France expels controversial Swiss Islamist preacher Hani Ramadan

A photo taken April 14, 2007 shows ApriHani Ramadan, the director of the Islamic Center in Geneva, delivering a speech during the annual meeting of Muslims in France. PHOTO: AFP

PARIS (AFP) - France on Saturday (April 8) expelled controversial Swiss Islamist preacher Hani Ramadan who posed "a serious threat to public order", the interior ministry said.

Ramadan, whose brother is the intellectual Tariq Ramadan and whose grandfather founded Egypt's radical Muslim Brotherhood, was arrested in Colmar, eastern France, while attending a conference.

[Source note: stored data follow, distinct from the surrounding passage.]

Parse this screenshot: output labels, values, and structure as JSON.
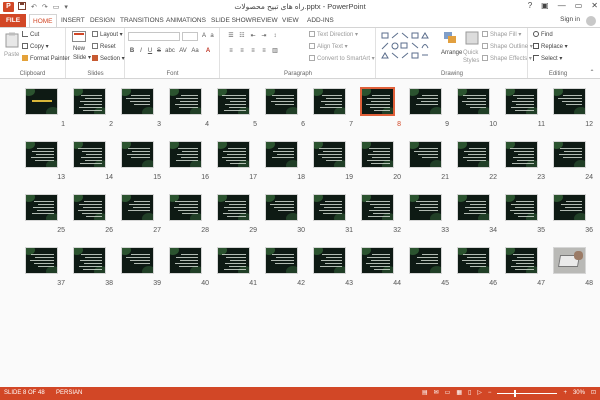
{
  "titlebar": {
    "app_icon": "P",
    "title": "راه های تبیح محصولات.pptx - PowerPoint",
    "help": "?",
    "minimize": "—",
    "restore": "▭",
    "close": "✕"
  },
  "tabs": [
    "FILE",
    "HOME",
    "INSERT",
    "DESIGN",
    "TRANSITIONS",
    "ANIMATIONS",
    "SLIDE SHOW",
    "REVIEW",
    "VIEW",
    "ADD-INS"
  ],
  "account": {
    "signin": "Sign in"
  },
  "ribbon": {
    "clipboard": {
      "paste": "Paste",
      "cut": "Cut",
      "copy": "Copy",
      "format_painter": "Format Painter",
      "label": "Clipboard"
    },
    "slides": {
      "new_slide": "New",
      "new_slide2": "Slide",
      "layout": "Layout",
      "reset": "Reset",
      "section": "Section",
      "label": "Slides"
    },
    "font": {
      "label": "Font",
      "bold": "B",
      "italic": "I",
      "underline": "U",
      "strike": "S",
      "shadow": "abc",
      "spacing": "AV",
      "case": "Aa",
      "font_color": "A"
    },
    "paragraph": {
      "text_direction": "Text Direction",
      "align_text": "Align Text",
      "convert_smartart": "Convert to SmartArt",
      "label": "Paragraph"
    },
    "drawing": {
      "arrange": "Arrange",
      "quick_styles": "Quick",
      "quick_styles2": "Styles",
      "shape_fill": "Shape Fill",
      "shape_outline": "Shape Outline",
      "shape_effects": "Shape Effects",
      "label": "Drawing"
    },
    "editing": {
      "find": "Find",
      "replace": "Replace",
      "select": "Select",
      "label": "Editing"
    }
  },
  "slides": [
    {
      "n": "12"
    },
    {
      "n": "11"
    },
    {
      "n": "10"
    },
    {
      "n": "9"
    },
    {
      "n": "8",
      "selected": true
    },
    {
      "n": "7"
    },
    {
      "n": "6"
    },
    {
      "n": "5"
    },
    {
      "n": "4"
    },
    {
      "n": "3"
    },
    {
      "n": "2"
    },
    {
      "n": "1"
    },
    {
      "n": "24"
    },
    {
      "n": "23"
    },
    {
      "n": "22"
    },
    {
      "n": "21"
    },
    {
      "n": "20"
    },
    {
      "n": "19"
    },
    {
      "n": "18"
    },
    {
      "n": "17"
    },
    {
      "n": "16"
    },
    {
      "n": "15"
    },
    {
      "n": "14"
    },
    {
      "n": "13"
    },
    {
      "n": "36"
    },
    {
      "n": "35"
    },
    {
      "n": "34"
    },
    {
      "n": "33"
    },
    {
      "n": "32"
    },
    {
      "n": "31"
    },
    {
      "n": "30"
    },
    {
      "n": "29"
    },
    {
      "n": "28"
    },
    {
      "n": "27"
    },
    {
      "n": "26"
    },
    {
      "n": "25"
    },
    {
      "n": "48",
      "photo": true
    },
    {
      "n": "47"
    },
    {
      "n": "46"
    },
    {
      "n": "45"
    },
    {
      "n": "44"
    },
    {
      "n": "43"
    },
    {
      "n": "42"
    },
    {
      "n": "41"
    },
    {
      "n": "40"
    },
    {
      "n": "39"
    },
    {
      "n": "38"
    },
    {
      "n": "37"
    }
  ],
  "status": {
    "slide_info": "SLIDE 8 OF 48",
    "language": "PERSIAN",
    "zoom_minus": "−",
    "zoom_plus": "+",
    "zoom": "30%",
    "zoom_level": 0.3
  },
  "colors": {
    "accent": "#d24726",
    "selection": "#e0603a",
    "slide_bg": "#0e1a14"
  }
}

He was "known in the past to have adopted behaviour and made remarks which pose a serious threat on French soil," the ministry said in a statement.

"The interior ministry and the forces of law and order are fully mobilised and will continue to fight ceaselessly against extremism and radicalisation," Interior Minister Matthias Fekl said in the statement.

In 2002 Hani Ramadan was sacked from his teaching post in Switzerland after writing an article in French newspaper Le Monde in support of the stoning of adulterers and suggesting that Aids was a divine punishment.

Six years later he won 345,000 Swiss francs (S$480,177) compensation over the sacking.

Ramadan's brother Tariq is banned from entering the United States.